Does remote work make it easier to hire disabled workers?

Interview with Laurence Marin, Executive Director of Regroupement des organismes spécialisés pour l’emploi des personnes handicapées (ROSEPH) [Group of specialized organizations for the employment of people with disabilities].

Remote work is a benefit for certain disabled people

The pandemic revolutionized the world of employment. Remote work is now the norm for a large number of positions. Are people with disabilities benefiting from this boom in working from home?

“Remote work was imposed on many workers, including people with disabilities.
Some managers have found that in certain professions you can be as efficient at home as in an office,” says Laurence Marin, director general of Regroupement des organismes spécialisés pour l’emploi des personnes handicapées” [Group of specialized organizations for the employment of people with disabilities].

During the pandemic, some accessibility challenges disappeared. “The major problem for our customers is that we have to make an accommodation for them. This time, people with disabilities did not feel different. Everyone had to adapt to remote work.” 

The generalization of working from home has been beneficial in many ways. “An open-mindedness has taken place […]. Remote work has become the norm and is no longer an exception. This has benefited people with disabilities, who now have a better chance of entering the labour market,” adds Laurence Marin.
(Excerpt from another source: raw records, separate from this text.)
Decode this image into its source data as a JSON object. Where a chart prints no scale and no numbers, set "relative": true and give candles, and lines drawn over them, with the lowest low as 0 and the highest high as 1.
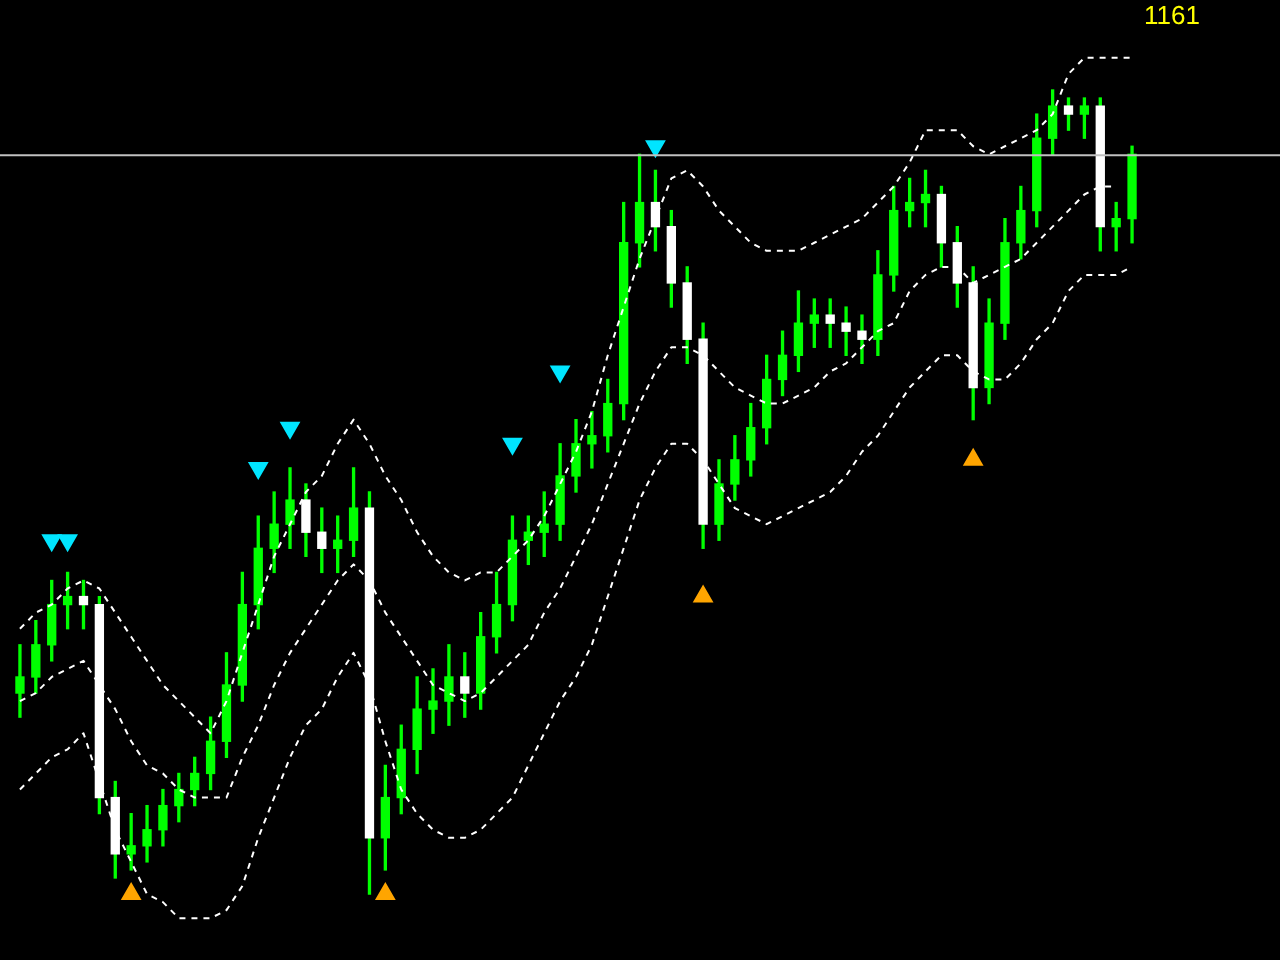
{
  "chart_data": {
    "type": "candlestick",
    "relative": true,
    "color": "#00ff00",
    "colors": [
      "#00ff00",
      "#00ff00",
      "#00ff00",
      "#00ff00",
      "#ffffff",
      "#ffffff",
      "#ffffff",
      "#00ff00",
      "#00ff00",
      "#00ff00",
      "#00ff00",
      "#00ff00",
      "#00ff00",
      "#00ff00",
      "#00ff00",
      "#00ff00",
      "#00ff00",
      "#00ff00",
      "#ffffff",
      "#ffffff",
      "#00ff00",
      "#00ff00",
      "#ffffff",
      "#00ff00",
      "#00ff00",
      "#00ff00",
      "#00ff00",
      "#00ff00",
      "#ffffff",
      "#00ff00",
      "#00ff00",
      "#00ff00",
      "#00ff00",
      "#00ff00",
      "#00ff00",
      "#00ff00",
      "#00ff00",
      "#00ff00",
      "#00ff00",
      "#00ff00",
      "#ffffff",
      "#ffffff",
      "#ffffff",
      "#ffffff",
      "#00ff00",
      "#00ff00",
      "#00ff00",
      "#00ff00",
      "#00ff00",
      "#00ff00",
      "#00ff00",
      "#ffffff",
      "#ffffff",
      "#ffffff",
      "#00ff00",
      "#00ff00",
      "#00ff00",
      "#00ff00",
      "#ffffff",
      "#ffffff",
      "#ffffff",
      "#00ff00",
      "#00ff00",
      "#00ff00",
      "#00ff00",
      "#00ff00",
      "#ffffff",
      "#00ff00",
      "#ffffff",
      "#00ff00",
      "#00ff00"
    ],
    "categories": [
      null,
      null,
      null,
      null,
      null,
      null,
      null,
      null,
      null,
      null,
      null,
      null,
      null,
      null,
      null,
      null,
      null,
      null,
      null,
      null,
      null,
      null,
      null,
      null,
      null,
      null,
      null,
      null,
      null,
      null,
      null,
      null,
      null,
      null,
      null,
      null,
      null,
      null,
      null,
      null,
      null,
      null,
      null,
      null,
      null,
      null,
      null,
      null,
      null,
      null,
      null,
      null,
      null,
      null,
      null,
      null,
      null,
      null,
      null,
      null,
      null,
      null,
      null,
      null,
      null,
      null,
      null,
      null,
      null,
      null,
      null
    ],
    "ohlc": [
      [
        0.25,
        0.31,
        0.22,
        0.27
      ],
      [
        0.27,
        0.34,
        0.25,
        0.31
      ],
      [
        0.31,
        0.39,
        0.29,
        0.36
      ],
      [
        0.36,
        0.4,
        0.33,
        0.37
      ],
      [
        0.37,
        0.39,
        0.33,
        0.36
      ],
      [
        0.36,
        0.37,
        0.1,
        0.12
      ],
      [
        0.12,
        0.14,
        0.02,
        0.05
      ],
      [
        0.05,
        0.1,
        0.03,
        0.06
      ],
      [
        0.06,
        0.11,
        0.04,
        0.08
      ],
      [
        0.08,
        0.13,
        0.06,
        0.11
      ],
      [
        0.11,
        0.15,
        0.09,
        0.13
      ],
      [
        0.13,
        0.17,
        0.11,
        0.15
      ],
      [
        0.15,
        0.22,
        0.13,
        0.19
      ],
      [
        0.19,
        0.3,
        0.17,
        0.26
      ],
      [
        0.26,
        0.4,
        0.24,
        0.36
      ],
      [
        0.36,
        0.47,
        0.33,
        0.43
      ],
      [
        0.43,
        0.5,
        0.4,
        0.46
      ],
      [
        0.46,
        0.53,
        0.43,
        0.49
      ],
      [
        0.49,
        0.51,
        0.42,
        0.45
      ],
      [
        0.45,
        0.48,
        0.4,
        0.43
      ],
      [
        0.43,
        0.47,
        0.4,
        0.44
      ],
      [
        0.44,
        0.53,
        0.42,
        0.48
      ],
      [
        0.48,
        0.5,
        0.0,
        0.07
      ],
      [
        0.07,
        0.16,
        0.03,
        0.12
      ],
      [
        0.12,
        0.21,
        0.1,
        0.18
      ],
      [
        0.18,
        0.27,
        0.15,
        0.23
      ],
      [
        0.23,
        0.28,
        0.2,
        0.24
      ],
      [
        0.24,
        0.31,
        0.21,
        0.27
      ],
      [
        0.27,
        0.3,
        0.22,
        0.25
      ],
      [
        0.25,
        0.35,
        0.23,
        0.32
      ],
      [
        0.32,
        0.4,
        0.3,
        0.36
      ],
      [
        0.36,
        0.47,
        0.34,
        0.44
      ],
      [
        0.44,
        0.47,
        0.41,
        0.45
      ],
      [
        0.45,
        0.5,
        0.42,
        0.46
      ],
      [
        0.46,
        0.56,
        0.44,
        0.52
      ],
      [
        0.52,
        0.59,
        0.5,
        0.56
      ],
      [
        0.56,
        0.6,
        0.53,
        0.57
      ],
      [
        0.57,
        0.64,
        0.55,
        0.61
      ],
      [
        0.61,
        0.86,
        0.59,
        0.81
      ],
      [
        0.81,
        0.92,
        0.78,
        0.86
      ],
      [
        0.86,
        0.9,
        0.8,
        0.83
      ],
      [
        0.83,
        0.85,
        0.73,
        0.76
      ],
      [
        0.76,
        0.78,
        0.66,
        0.69
      ],
      [
        0.69,
        0.71,
        0.43,
        0.46
      ],
      [
        0.46,
        0.54,
        0.44,
        0.51
      ],
      [
        0.51,
        0.57,
        0.49,
        0.54
      ],
      [
        0.54,
        0.61,
        0.52,
        0.58
      ],
      [
        0.58,
        0.67,
        0.56,
        0.64
      ],
      [
        0.64,
        0.7,
        0.62,
        0.67
      ],
      [
        0.67,
        0.75,
        0.65,
        0.71
      ],
      [
        0.71,
        0.74,
        0.68,
        0.72
      ],
      [
        0.72,
        0.74,
        0.68,
        0.71
      ],
      [
        0.71,
        0.73,
        0.67,
        0.7
      ],
      [
        0.7,
        0.72,
        0.66,
        0.69
      ],
      [
        0.69,
        0.8,
        0.67,
        0.77
      ],
      [
        0.77,
        0.88,
        0.75,
        0.85
      ],
      [
        0.85,
        0.89,
        0.83,
        0.86
      ],
      [
        0.86,
        0.9,
        0.83,
        0.87
      ],
      [
        0.87,
        0.88,
        0.78,
        0.81
      ],
      [
        0.81,
        0.83,
        0.73,
        0.76
      ],
      [
        0.76,
        0.78,
        0.59,
        0.63
      ],
      [
        0.63,
        0.74,
        0.61,
        0.71
      ],
      [
        0.71,
        0.84,
        0.69,
        0.81
      ],
      [
        0.81,
        0.88,
        0.79,
        0.85
      ],
      [
        0.85,
        0.97,
        0.83,
        0.94
      ],
      [
        0.94,
        1.0,
        0.92,
        0.98
      ],
      [
        0.98,
        0.99,
        0.95,
        0.97
      ],
      [
        0.97,
        0.99,
        0.94,
        0.98
      ],
      [
        0.98,
        0.99,
        0.8,
        0.83
      ],
      [
        0.83,
        0.86,
        0.8,
        0.84
      ],
      [
        0.84,
        0.93,
        0.81,
        0.92
      ]
    ],
    "series": [
      {
        "type": "line",
        "line_style": "dashed",
        "color": "#ffffff",
        "values": [
          0.33,
          0.35,
          0.36,
          0.38,
          0.39,
          0.38,
          0.35,
          0.32,
          0.29,
          0.26,
          0.24,
          0.22,
          0.2,
          0.24,
          0.3,
          0.36,
          0.42,
          0.46,
          0.5,
          0.52,
          0.56,
          0.59,
          0.56,
          0.52,
          0.49,
          0.45,
          0.42,
          0.4,
          0.39,
          0.4,
          0.4,
          0.42,
          0.44,
          0.47,
          0.51,
          0.55,
          0.6,
          0.67,
          0.73,
          0.79,
          0.84,
          0.89,
          0.9,
          0.88,
          0.85,
          0.83,
          0.81,
          0.8,
          0.8,
          0.8,
          0.81,
          0.82,
          0.83,
          0.84,
          0.86,
          0.88,
          0.91,
          0.95,
          0.95,
          0.95,
          0.93,
          0.92,
          0.93,
          0.94,
          0.95,
          0.97,
          1.02,
          1.04,
          1.04,
          1.04,
          1.04
        ]
      },
      {
        "type": "line",
        "line_style": "dashed",
        "color": "#ffffff",
        "values": [
          0.24,
          0.25,
          0.27,
          0.28,
          0.29,
          0.26,
          0.23,
          0.19,
          0.16,
          0.15,
          0.13,
          0.12,
          0.12,
          0.12,
          0.17,
          0.21,
          0.26,
          0.3,
          0.33,
          0.36,
          0.39,
          0.41,
          0.39,
          0.35,
          0.32,
          0.29,
          0.26,
          0.25,
          0.24,
          0.25,
          0.27,
          0.29,
          0.31,
          0.35,
          0.38,
          0.42,
          0.46,
          0.51,
          0.56,
          0.61,
          0.65,
          0.68,
          0.68,
          0.67,
          0.65,
          0.63,
          0.62,
          0.61,
          0.61,
          0.62,
          0.63,
          0.65,
          0.66,
          0.68,
          0.7,
          0.71,
          0.75,
          0.77,
          0.78,
          0.78,
          0.76,
          0.77,
          0.78,
          0.79,
          0.81,
          0.83,
          0.85,
          0.87,
          0.88,
          0.88,
          null
        ]
      },
      {
        "type": "line",
        "line_style": "dashed",
        "color": "#ffffff",
        "values": [
          0.13,
          0.15,
          0.17,
          0.18,
          0.2,
          0.14,
          0.08,
          0.04,
          0.0,
          -0.01,
          -0.03,
          -0.03,
          -0.03,
          -0.02,
          0.01,
          0.07,
          0.12,
          0.17,
          0.21,
          0.23,
          0.27,
          0.3,
          0.26,
          0.19,
          0.13,
          0.1,
          0.08,
          0.07,
          0.07,
          0.08,
          0.1,
          0.12,
          0.16,
          0.2,
          0.24,
          0.27,
          0.31,
          0.37,
          0.43,
          0.49,
          0.53,
          0.56,
          0.56,
          0.54,
          0.51,
          0.48,
          0.47,
          0.46,
          0.47,
          0.48,
          0.49,
          0.5,
          0.52,
          0.55,
          0.57,
          0.6,
          0.63,
          0.65,
          0.67,
          0.67,
          0.65,
          0.64,
          0.64,
          0.66,
          0.69,
          0.71,
          0.75,
          0.77,
          0.77,
          0.77,
          0.78
        ]
      },
      {
        "type": "scatter",
        "marker": "triangle",
        "color": "#00e5ff",
        "values": [
          null,
          null,
          0.44,
          0.44,
          null,
          null,
          null,
          null,
          null,
          null,
          null,
          null,
          null,
          null,
          null,
          0.53,
          null,
          0.58,
          null,
          null,
          null,
          null,
          null,
          null,
          null,
          null,
          null,
          null,
          null,
          null,
          null,
          0.56,
          null,
          null,
          0.65,
          null,
          null,
          null,
          null,
          null,
          0.93,
          null,
          null,
          null,
          null,
          null,
          null,
          null,
          null,
          null,
          null,
          null,
          null,
          null,
          null,
          null,
          null,
          null,
          null,
          null,
          null,
          null,
          null,
          null,
          null,
          null,
          null,
          null,
          null,
          null,
          null
        ]
      },
      {
        "type": "scatter",
        "marker": "triangle",
        "color": "#ffa500",
        "values": [
          null,
          null,
          null,
          null,
          null,
          null,
          null,
          0.0,
          null,
          null,
          null,
          null,
          null,
          null,
          null,
          null,
          null,
          null,
          null,
          null,
          null,
          null,
          null,
          0.0,
          null,
          null,
          null,
          null,
          null,
          null,
          null,
          null,
          null,
          null,
          null,
          null,
          null,
          null,
          null,
          null,
          null,
          null,
          null,
          0.37,
          null,
          null,
          null,
          null,
          null,
          null,
          null,
          null,
          null,
          null,
          null,
          null,
          null,
          null,
          null,
          null,
          0.54,
          null,
          null,
          null,
          null,
          null,
          null,
          null,
          null,
          null,
          null
        ]
      }
    ],
    "ref_lines": [
      {
        "axis": "y",
        "value": 0.92,
        "color": "#c0c0c0"
      }
    ],
    "annotations": [
      "1161"
    ]
  }
}
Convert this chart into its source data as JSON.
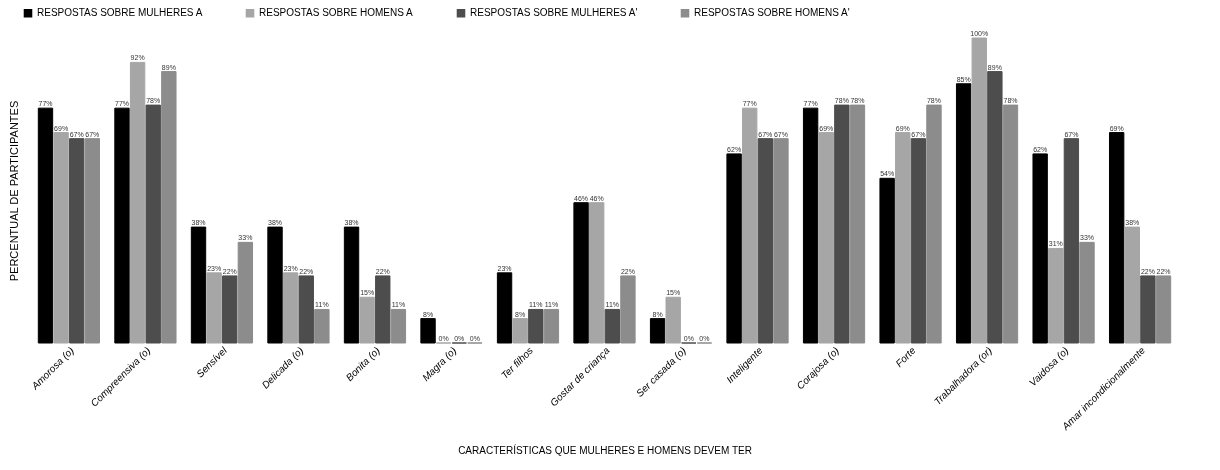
{
  "chart_data": {
    "type": "bar",
    "xlabel": "CARACTERÍSTICAS QUE MULHERES E HOMENS DEVEM TER",
    "ylabel": "PERCENTUAL DE PARTICIPANTES",
    "legend": "top",
    "categories": [
      "Amorosa (o)",
      "Compreensiva (o)",
      "Sensível",
      "Delicada (o)",
      "Bonita (o)",
      "Magra (o)",
      "Ter filhos",
      "Gostar de criança",
      "Ser casada (o)",
      "Inteligente",
      "Corajosa (o)",
      "Forte",
      "Trabalhadora (or)",
      "Vaidosa (o)",
      "Amar incondicionalmente"
    ],
    "series": [
      {
        "name": "RESPOSTAS SOBRE MULHERES A",
        "color": "#000000",
        "values": [
          77,
          77,
          38,
          38,
          38,
          8,
          23,
          46,
          8,
          62,
          77,
          54,
          85,
          62,
          69
        ],
        "value_labels": [
          "77%",
          "77%",
          "38%",
          "38%",
          "38%",
          "8%",
          "23%",
          "46%",
          "8%",
          "62%",
          "77%",
          "54%",
          "85%",
          "62%",
          "69%"
        ]
      },
      {
        "name": "RESPOSTAS SOBRE HOMENS A",
        "color": "#a6a6a6",
        "values": [
          69,
          92,
          23,
          23,
          15,
          0,
          8,
          46,
          15,
          77,
          69,
          69,
          100,
          31,
          38
        ],
        "value_labels": [
          "69%",
          "92%",
          "23%",
          "23%",
          "15%",
          "0%",
          "8%",
          "46%",
          "15%",
          "77%",
          "69%",
          "69%",
          "100%",
          "31%",
          "38%"
        ]
      },
      {
        "name": "RESPOSTAS SOBRE MULHERES A'",
        "color": "#4d4d4d",
        "values": [
          67,
          78,
          22,
          22,
          22,
          0,
          11,
          11,
          0,
          67,
          78,
          67,
          89,
          67,
          22
        ],
        "value_labels": [
          "67%",
          "78%",
          "22%",
          "22%",
          "22%",
          "0%",
          "11%",
          "11%",
          "0%",
          "67%",
          "78%",
          "67%",
          "89%",
          "67%",
          "22%"
        ]
      },
      {
        "name": "RESPOSTAS SOBRE HOMENS A'",
        "color": "#8c8c8c",
        "values": [
          67,
          89,
          33,
          11,
          11,
          0,
          11,
          22,
          0,
          67,
          78,
          78,
          78,
          33,
          22
        ],
        "value_labels": [
          "67%",
          "89%",
          "33%",
          "11%",
          "11%",
          "0%",
          "11%",
          "22%",
          "0%",
          "67%",
          "78%",
          "78%",
          "78%",
          "33%",
          "22%"
        ]
      }
    ]
  }
}
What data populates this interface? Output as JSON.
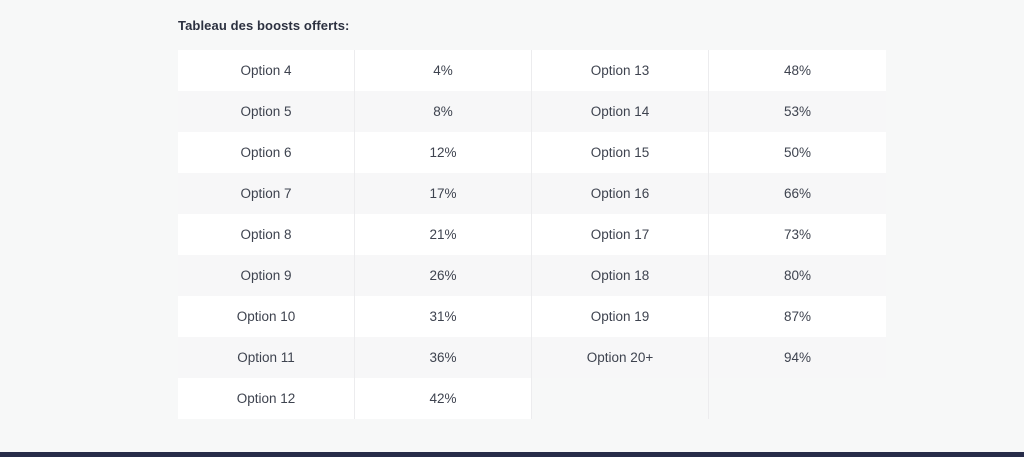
{
  "heading": "Tableau des boosts offerts:",
  "colors": {
    "page_background": "#f7f8f8",
    "row_odd_background": "#ffffff",
    "row_even_background": "#f7f7f8",
    "divider": "#ececee",
    "text": "#3e434f",
    "heading_text": "#2c3140",
    "bottom_bar": "#272c49"
  },
  "table": {
    "rows": [
      {
        "cells": [
          "Option 4",
          "4%",
          "Option 13",
          "48%"
        ]
      },
      {
        "cells": [
          "Option 5",
          "8%",
          "Option 14",
          "53%"
        ]
      },
      {
        "cells": [
          "Option 6",
          "12%",
          "Option 15",
          "50%"
        ]
      },
      {
        "cells": [
          "Option 7",
          "17%",
          "Option 16",
          "66%"
        ]
      },
      {
        "cells": [
          "Option 8",
          "21%",
          "Option 17",
          "73%"
        ]
      },
      {
        "cells": [
          "Option 9",
          "26%",
          "Option 18",
          "80%"
        ]
      },
      {
        "cells": [
          "Option 10",
          "31%",
          "Option 19",
          "87%"
        ]
      },
      {
        "cells": [
          "Option 11",
          "36%",
          "Option 20+",
          "94%"
        ]
      },
      {
        "cells": [
          "Option 12",
          "42%",
          "",
          ""
        ]
      }
    ]
  }
}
Working conditions are much better for certain categories of people. Those with motor impairments save time by working from home and experience less fatigue. For others, a quiet environment is better for carrying out demanding tasks, according to the general manager. 

The hybrid formula, a solution for certain disabilities

 Hybrid working – remote plus face-to-face working – would have a positive effect for people who face difficulties in hiring, according to a recent report by Deloitte Canada called ‘Successfully implementing hybrid work: creating and sustaining inclusive economic growth in Canada.’

This formula serves “as a catalyst to remove the barriers that under-represented groups previously faced in the labour market”.

This form of work organization could also “open the door to more inclusive workplaces that accept different work styles and accommodations.”

Remote work is not suitable for all types of disabilities. “The hybrid formula is ideal for someone who cannot stand isolation or who has organizational difficulties that require supervision,” concludes Laurence Marin.